Psychoanalysis may have colonized Bourgeois’s sense of self, but her writings show her as anything but a model patient. Lowenfeld’s goal, she well understood, was to allay her phobias and mute her aggression: to flatten, in short, her emotional highs and lows onto the dulled plane of “acceptable femininity.” Conformity, however, contravened the outsider edge so critical to Bourgeois’s artistic vision, which reveled in messy, uncontainable forms and hinged on a manic, eruptive sort of creativity. To be cured was to relinquish her aspirations to artistic greatness: a contradiction that Bourgeois surely realized. Her sessions with Lowenfeld functioned less to curb her neuroses than to further her art. “Depression set in, and paralyzing fears, Somatic ailments / … How to use this knowledge to make me work,” she mused in 1951.

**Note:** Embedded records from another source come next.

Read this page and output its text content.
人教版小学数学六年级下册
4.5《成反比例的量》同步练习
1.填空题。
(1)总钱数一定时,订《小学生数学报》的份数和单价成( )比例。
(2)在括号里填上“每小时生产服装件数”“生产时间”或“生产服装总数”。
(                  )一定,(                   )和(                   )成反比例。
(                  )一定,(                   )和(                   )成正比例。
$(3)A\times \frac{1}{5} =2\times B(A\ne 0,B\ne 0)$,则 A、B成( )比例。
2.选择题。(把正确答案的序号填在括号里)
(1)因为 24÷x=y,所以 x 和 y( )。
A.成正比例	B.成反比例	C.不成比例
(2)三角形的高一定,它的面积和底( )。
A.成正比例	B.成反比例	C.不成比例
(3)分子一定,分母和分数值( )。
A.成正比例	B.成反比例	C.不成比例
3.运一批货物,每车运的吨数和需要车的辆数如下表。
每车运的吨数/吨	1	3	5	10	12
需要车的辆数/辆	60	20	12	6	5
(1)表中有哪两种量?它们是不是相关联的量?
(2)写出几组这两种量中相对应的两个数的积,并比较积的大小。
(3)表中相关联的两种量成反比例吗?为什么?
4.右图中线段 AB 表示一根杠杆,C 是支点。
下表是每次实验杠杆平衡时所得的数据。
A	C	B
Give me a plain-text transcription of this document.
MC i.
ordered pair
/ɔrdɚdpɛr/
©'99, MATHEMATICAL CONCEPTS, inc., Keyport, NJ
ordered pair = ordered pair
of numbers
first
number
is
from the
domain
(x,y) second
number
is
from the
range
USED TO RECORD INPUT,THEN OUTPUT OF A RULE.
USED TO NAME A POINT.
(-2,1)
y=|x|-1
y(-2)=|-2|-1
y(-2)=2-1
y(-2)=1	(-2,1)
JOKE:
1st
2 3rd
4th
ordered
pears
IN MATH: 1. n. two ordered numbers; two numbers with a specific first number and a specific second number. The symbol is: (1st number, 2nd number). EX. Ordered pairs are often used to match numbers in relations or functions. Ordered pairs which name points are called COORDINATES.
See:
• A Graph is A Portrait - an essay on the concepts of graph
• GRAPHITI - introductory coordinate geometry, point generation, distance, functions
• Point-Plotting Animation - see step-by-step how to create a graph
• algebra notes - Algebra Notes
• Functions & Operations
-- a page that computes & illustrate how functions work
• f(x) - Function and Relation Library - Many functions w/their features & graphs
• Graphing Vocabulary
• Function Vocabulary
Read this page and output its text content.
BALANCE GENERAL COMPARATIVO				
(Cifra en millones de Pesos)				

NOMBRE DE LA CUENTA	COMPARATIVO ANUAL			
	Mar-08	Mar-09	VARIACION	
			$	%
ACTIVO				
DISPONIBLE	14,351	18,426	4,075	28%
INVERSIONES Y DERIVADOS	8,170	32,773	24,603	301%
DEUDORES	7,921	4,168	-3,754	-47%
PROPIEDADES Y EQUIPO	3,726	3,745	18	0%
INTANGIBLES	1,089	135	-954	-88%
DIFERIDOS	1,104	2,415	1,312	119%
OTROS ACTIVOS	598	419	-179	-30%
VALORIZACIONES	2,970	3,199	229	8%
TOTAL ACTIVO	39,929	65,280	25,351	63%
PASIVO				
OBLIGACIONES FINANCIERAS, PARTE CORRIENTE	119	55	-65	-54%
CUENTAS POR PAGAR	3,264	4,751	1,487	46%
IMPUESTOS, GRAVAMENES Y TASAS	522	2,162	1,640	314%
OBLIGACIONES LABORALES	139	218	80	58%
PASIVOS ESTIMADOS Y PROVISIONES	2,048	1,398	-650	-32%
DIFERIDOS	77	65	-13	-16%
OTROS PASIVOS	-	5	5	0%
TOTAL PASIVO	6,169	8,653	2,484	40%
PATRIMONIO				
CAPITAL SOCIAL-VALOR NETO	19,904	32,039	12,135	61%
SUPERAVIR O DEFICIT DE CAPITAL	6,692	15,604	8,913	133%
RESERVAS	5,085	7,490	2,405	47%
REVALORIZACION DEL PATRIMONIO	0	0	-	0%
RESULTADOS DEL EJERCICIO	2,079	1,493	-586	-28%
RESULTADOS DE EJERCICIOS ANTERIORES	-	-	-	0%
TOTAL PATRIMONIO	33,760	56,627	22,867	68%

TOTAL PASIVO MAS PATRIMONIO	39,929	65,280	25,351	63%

Bourgeois’s psyche is, by now, well-mapped terrain. While such exhaustive exegeses have undoubtedly enriched our understanding of Bourgeois’s oeuvre, their side effect is a certain circumscription, an enclosure of her work in the terms of a discourse that seems increasingly dated. Compelling us to defer to the authority of Bourgeois’s psychobiography and Freudian dogma before reaching critical judgments,the danger is that these textual supplements occlude broader, more open interpretive approaches to her practice. Readers would thus be ill served to approach Return of the Repressed as yet another readymade exposition of Bourgeois’s iconography.Instead, it seems most productive to view the volume as Bourgeois’s take on Duchamp’s Green Box (1934): a collection of writings as exquisitely perplexed as the artist’s work itself.